In what’s being described as the largest, most complete genetic mapping project for a single disease, scientists Monday announced a plan to obtain the genetic make-up of more than 800 individuals enrolled in an Alzheimer’s research study.
The research will determine all 6 billion letters in each individual’s DNA. The new data – vast and shared worldwide with eligible researchers – may explain how genes cause changes in the body that lead people to develop Alzheimer’s disease.
“It’s probably dozens or scores of genes that are contributing to whether you get it and how severe it is in you,” said Dr. Robert Green, a physician-scientist at Harvard Medical School who is tasked with coordinating the genetic sequencing. “The genome is a complicated place. It’s not just about identifying a gene that puts you at risk. It’s about identifying other genes that modify those genes. It’s about identifying genes that protect you.”
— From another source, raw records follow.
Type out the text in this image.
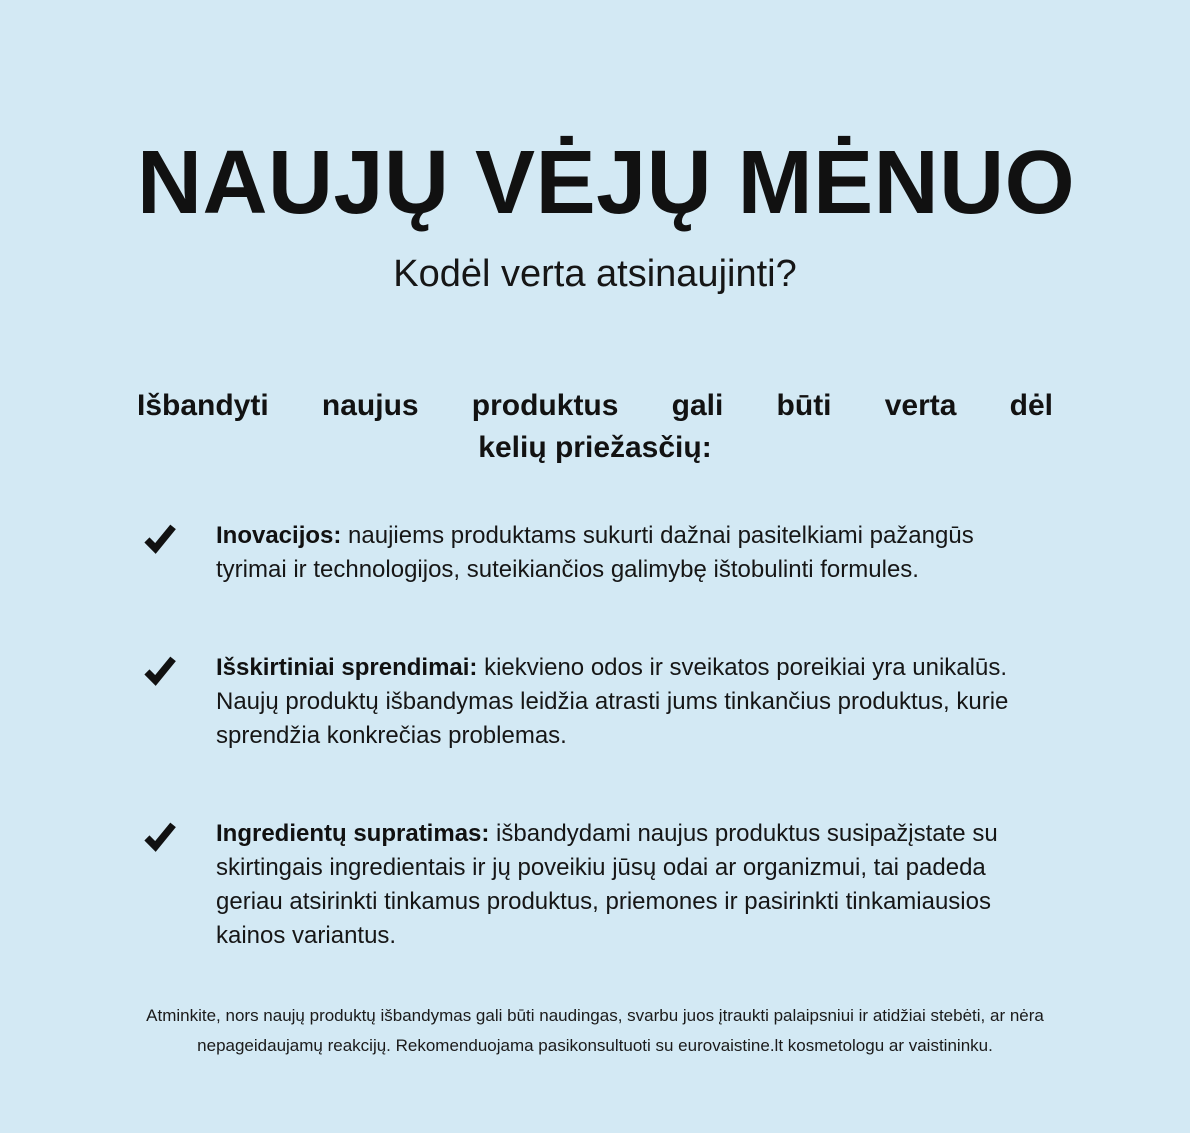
NAUJŲ VĖJŲ MĖNUO

Kodėl verta atsinaujinti?

Išbandyti naujus produktus gali būti verta dėl
kelių priežasčių:

Inovacijos: naujiems produktams sukurti dažnai pasitelkiami pažangūs tyrimai ir technologijos, suteikiančios galimybę ištobulinti formules.

Išskirtiniai sprendimai: kiekvieno odos ir sveikatos poreikiai yra unikalūs. Naujų produktų išbandymas leidžia atrasti jums tinkančius produktus, kurie sprendžia konkrečias problemas.

Ingredientų supratimas: išbandydami naujus produktus susipažįstate su skirtingais ingredientais ir jų poveikiu jūsų odai ar organizmui, tai padeda geriau atsirinkti tinkamus produktus, priemones ir pasirinkti tinkamiausios kainos variantus.

Atminkite, nors naujų produktų išbandymas gali būti naudingas, svarbu juos įtraukti palaipsniui ir atidžiai stebėti, ar nėra nepageidaujamų reakcijų. Rekomenduojama pasikonsultuoti su eurovaistine.lt kosmetologu ar vaistininku.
The $2 million genetic sequencing project is being conducted by the Alzheimer’s Disease Neuroimaging Initiative in partnership with the Alzheimer’s Association and the Brin Wojcicki Foundation.
The sequencing will be completed in three months.
It will take much longer to know whether the study participant’s decoded genomes yield any breakthrough strategies to treat the more than 5 million Americans who have Alzheimer’s disease.
“I would expect it to point us to new areas we might want to investigate for therapies,” said William Thies, chief medical and scientific officer at the Alzheimer’s Association. “I expect that it may point us to new areas that will allow us to predict who’s at high risk for Alzheimer’s disease and who could be treated early before they have any signs of dementia.”